Now the lakes are an important resource. They provide a strong sense of clearly-protected open space, with wild life - Fugleøen, the island on the outer edge of the northern lake, has a breeding colony of cormorants and there are nesting swans on the lower lake. Thousands of people live in the apartments and houses overlooking the lakes and the lakes are a major resource used for leisure and for people walking and running.

Crossing over Dronning Louises Bro and heading into the city for the evening

gardens + parks, historic maps, historic buildings, topography

17th-century embankments and moats

Historic maps can give a slightly distorted impression of the embankments and outer moats that were built in the late 17th century to defend Copenhagen - from plans and drawings it is difficult to appreciate the scale of the earthworks and to appreciate the extensive engineering work that was required for their construction.

Even walking through Østre Anlæg in the summer, the first impression is of a wooded valley with a wide lake, although this was in fact a section of the original outer moat, and the embankment here on the city side of the lake is one of the best preserved sections of the city defences.
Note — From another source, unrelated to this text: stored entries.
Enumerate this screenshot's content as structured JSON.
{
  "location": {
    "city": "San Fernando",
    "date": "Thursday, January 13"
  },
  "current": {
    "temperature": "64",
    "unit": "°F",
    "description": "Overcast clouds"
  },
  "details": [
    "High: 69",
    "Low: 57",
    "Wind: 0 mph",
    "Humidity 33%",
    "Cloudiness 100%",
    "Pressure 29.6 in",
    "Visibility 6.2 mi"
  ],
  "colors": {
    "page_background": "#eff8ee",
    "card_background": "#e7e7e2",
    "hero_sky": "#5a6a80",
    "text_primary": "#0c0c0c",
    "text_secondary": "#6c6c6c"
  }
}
However, if you look across the lake towards the city in the Winter, when the trees have lost their leaves, then you can see the full height of the embankment with two stages of slope rising to the top of the bastion. If you open the image file - to enlarge the photograph - you can see how small the figures of the runners are on the path on the far side of the lake. 

 

The Østre Anlæg lake in the summer ... this view is looking south down the moat with the city to the left.

 

The view in Winter from the Stockholmsgade side looking south towards the city. The figures of runners on the path on the edge of the lake give an indication of the height of the double embankment.
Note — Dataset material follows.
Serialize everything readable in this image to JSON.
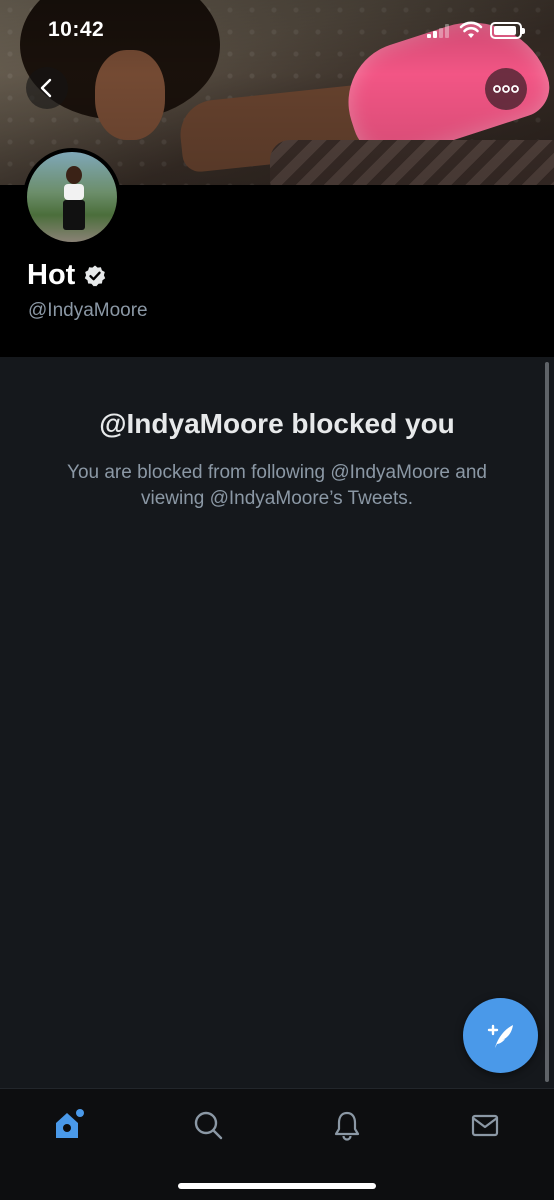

If the slopes were bare of undergrowth, as on the embankments of the Kastellet now, you can begin to see just how daunting it would have appeared to a soldier in an army attacking the city. In the 17th century, the grass on the embankments would not have been this well kept but even if you got across the moat somehow, then you still had to climb up that bank, loaded down with your own weapons and kit, and, presumably, against heavy defending fire.

Note the windmill on the embankment in the distance - historic maps show a large number of mills on the circuit of the bastions and embankments through the 18th and early 19th centuries.

A lower embankment but wider expanse of water, the Stadsgraven, survives around Christianshavn and Holmen. These defences were constructed in the 17th century to protect the south side of the city.